Mansion Suicide Case: Does the CA Constitution require the Attorney General to investigate Rebecca Zahau’s Death?

(Update 9/10/2012: Coronado Police decline Dina Shacknai’s (6 yr old Max’s mother) request to re-open his “accidental death” case after independent forensic investigators have found evidence of homicide. Based on this new info, Dr. Phil just finished taping an interview with the Zahau family and Dina Shacknai to be aired in November. Full press release & story,

(Update 5/30/2012: Zahau Family has filed a formal request to the California Attorney General to investigate the death of their daughter, Rebecca Zahau.)

(Update 4/10/2012: Zahau family attorney, Anne Bremner, has sent new information to San Diego DA and State AG to request an investigation of Rebecca Zahau’s death)

(Update: 4/4/2012: a civil lawsuit has been filed by Max’s mother, Dina, requesting a court order to obtain Max’s autopsy photos from SD Sheriff. Max was the 6-year-old son of Dina and Jonah Shacknai who took a fatal fall at the mansion days before Rebecca’s body was found. Max was apparently under the care of and found by Rebecca. San Diego Sheriff ruled Max’s death an accident.)

Can the California Attorney General conduct an independent review of the suicide finding in the Coronado Mansion Suicide Case? Interesting inquiry. In these circumstances, can we blame Mr. Shacknai for asking for a second opinion from the California Attorney General (AG), the chief law enforcement officer, in the suicide finding in the death of Rebecca Zahau? But, does the California Constitution article 5, section 13 apply and require the state AG to investigate and review the authorities findings? And, is an aggrieved party, like Mr. Shacknai the proper party legally to ask for the inquiry?
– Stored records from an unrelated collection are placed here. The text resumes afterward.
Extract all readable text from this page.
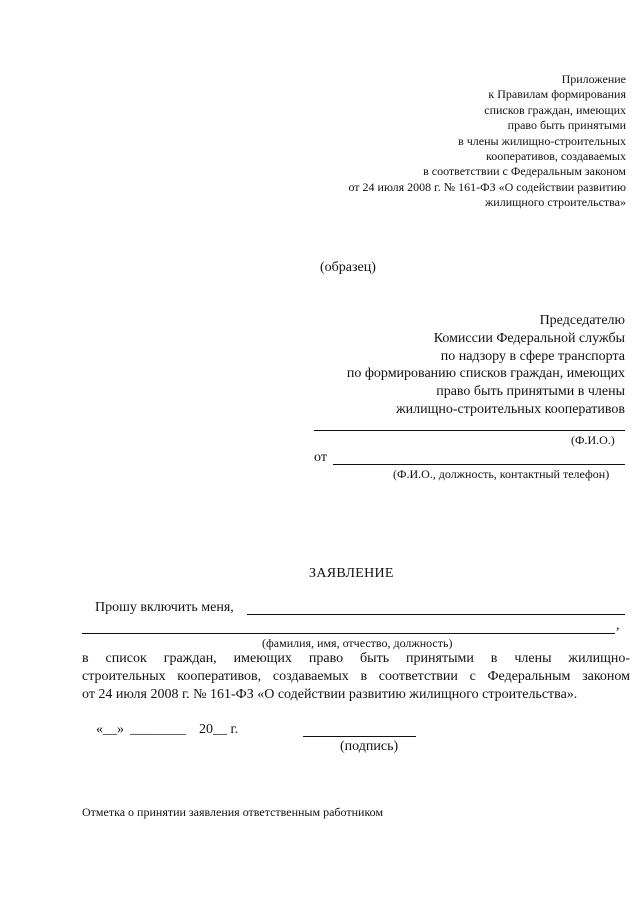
Приложение
к Правилам формирования
списков граждан, имеющих
право быть принятыми
в члены жилищно-строительных
кооперативов, создаваемых
в соответствии с Федеральным законом
от 24 июля 2008 г. № 161-ФЗ «О содействии развитию
жилищного строительства»
(образец)
Председателю
Комиссии Федеральной службы
по надзору в сфере транспорта
по формированию списков граждан, имеющих
право быть принятыми в члены
жилищно-строительных кооперативов
(Ф.И.О.)
от
(Ф.И.О., должность, контактный телефон)
ЗАЯВЛЕНИЕ
Прошу включить меня,
,
(фамилия, имя, отчество, должность)
в список граждан, имеющих право быть принятыми в члены жилищно-
строительных кооперативов, создаваемых в соответствии с Федеральным законом
от 24 июля 2008 г. № 161-ФЗ «О содействии развитию жилищного строительства».
«__» ________ 20__ г.
(подпись)
Отметка о принятии заявления ответственным работником
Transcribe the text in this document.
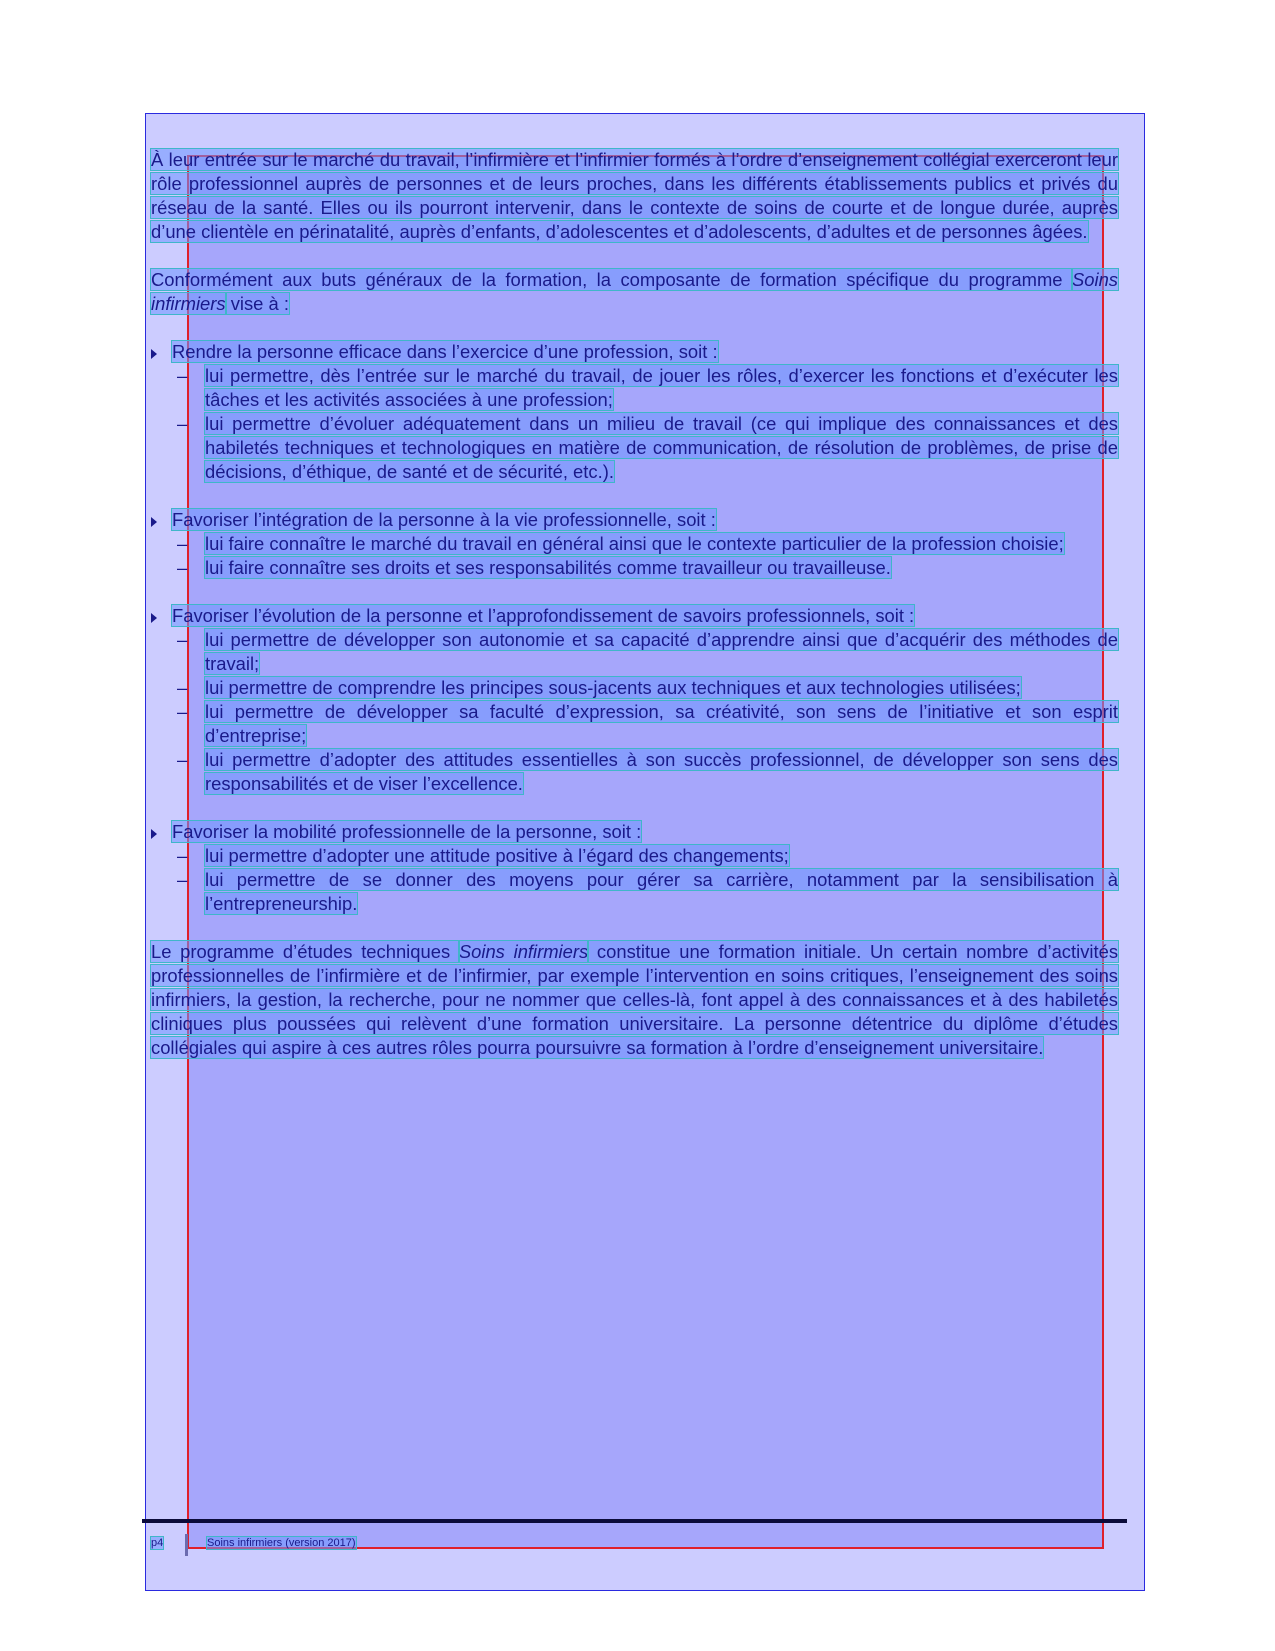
À leur entrée sur le marché du travail, l’infirmière et l’infirmier formés à l’ordre d’enseignement collégial exerceront leur rôle professionnel auprès de personnes et de leurs proches, dans les différents établissements publics et privés du réseau de la santé. Elles ou ils pourront intervenir, dans le contexte de soins de courte et de longue durée, auprès d’une clientèle en périnatalité, auprès d’enfants, d’adolescentes et d’adolescents, d’adultes et de personnes âgées.

Conformément aux buts généraux de la formation, la composante de formation spécifique du programme Soins infirmiers vise à :

Rendre la personne efficace dans l’exercice d’une profession, soit :

– lui permettre, dès l’entrée sur le marché du travail, de jouer les rôles, d’exercer les fonctions et d’exécuter les tâches et les activités associées à une profession;

– lui permettre d’évoluer adéquatement dans un milieu de travail (ce qui implique des connaissances et des habiletés techniques et technologiques en matière de communication, de résolution de problèmes, de prise de décisions, d’éthique, de santé et de sécurité, etc.).

Favoriser l’intégration de la personne à la vie professionnelle, soit :

– lui faire connaître le marché du travail en général ainsi que le contexte particulier de la profession choisie;

– lui faire connaître ses droits et ses responsabilités comme travailleur ou travailleuse.

Favoriser l’évolution de la personne et l’approfondissement de savoirs professionnels, soit :

– lui permettre de développer son autonomie et sa capacité d’apprendre ainsi que d’acquérir des méthodes de travail;

– lui permettre de comprendre les principes sous-jacents aux techniques et aux technologies utilisées;

– lui permettre de développer sa faculté d’expression, sa créativité, son sens de l’initiative et son esprit d’entreprise;

– lui permettre d’adopter des attitudes essentielles à son succès professionnel, de développer son sens des responsabilités et de viser l’excellence.

Favoriser la mobilité professionnelle de la personne, soit :

– lui permettre d’adopter une attitude positive à l’égard des changements;

– lui permettre de se donner des moyens pour gérer sa carrière, notamment par la sensibilisation à l’entrepreneurship.

Le programme d’études techniques Soins infirmiers constitue une formation initiale. Un certain nombre d’activités professionnelles de l’infirmière et de l’infirmier, par exemple l’intervention en soins critiques, l’enseignement des soins infirmiers, la gestion, la recherche, pour ne nommer que celles-là, font appel à des connaissances et à des habiletés cliniques plus poussées qui relèvent d’une formation universitaire. La personne détentrice du diplôme d’études collégiales qui aspire à ces autres rôles pourra poursuivre sa formation à l’ordre d’enseignement universitaire.

p4	Soins infirmiers (version 2017)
The state AG typically steps in to defend convictions on appeal, handle prosecutions when the district attorneys (DA) office has a conflict, and as authorized by section 13 “to see that the laws are uniformly and adequately enforced…have direct supervision over every DA, sheriff and law enforcement officer…” and “when required by the public interest …the AG shall assist any district attorney in the discharge of the duties of that office.” But, this inquiry isn’t about whether a law was not enforced to trigger section 13. It’s about whether an investigative finding of suicide was proper.

Furthermore, the “public interest” requirement that Mr. Shacknai alleges in his September 19, 2011 letter to the AG in support of his review request, may not call for the AG to step in either as the DA isn’t asking for assistance in the discharge of their duties. And, there is no pending case but rather a “closed case”. Mr. Shacknai, who is a private citizen and a lawyer is asking for the AG to weigh in.

Also, no one is alleging the laws of the state weren’t enforced. Mr. Shacknai is simply calling for the AG to “evaluate the investigative methods and conclusions of the San Diego and Coronado authorities”. He is also asking for the AG’s office “if they believe any further investigative steps are warranted, then of course the interests of justice demand they be pursued..” Can we blame him for asking for a second opinion but is he the right party (does he have standing to ask) to do so. And, does this California Constitution section apply in this instance? Putting the legal question aside, maybe, we should allow any citizen the right to request the AG to step in. But, given the bizarre circumstances of Rebecca’s death, I doubt any finding by the AG will stop the speculation and public scrutiny. Unfortunately, this time is difficult for all the families involved and especially for those families in high-profile cases.

Simply my opinion, WHAT SAY YOU?

For those interested, the CA Constitution Article 5, section 13, states:

“Subject to the powers and duties of the Governor, the Attorney General shall be the chief law enforcement officer of the State. It shall be the duty of the Attorney General to see that the laws of the state are uniformly and adequately enforced. The AG shall have direct supervision over every district attorney, sheriff, and over such law enforcement officers as may be designated by law, in all matters pertaining to the duties of their respective offices, and may require any said officers to make reports concerning the investigation, detection, prosecution, and punishment of the crime in their respective jurisdictions as the AG may seem advisable. Whenever in the opinion of the AG any law of the state is not being adequately enforced in any county, it shall be the duty of the AG to prosecute violations of the law which the superior court shall have jurisdiction, and in such cases the AG shall have all the powers of a district attorney. When required by the public interest or directed by the governor, the AG shall assist any district attorney in the discharge of the duties of that office.”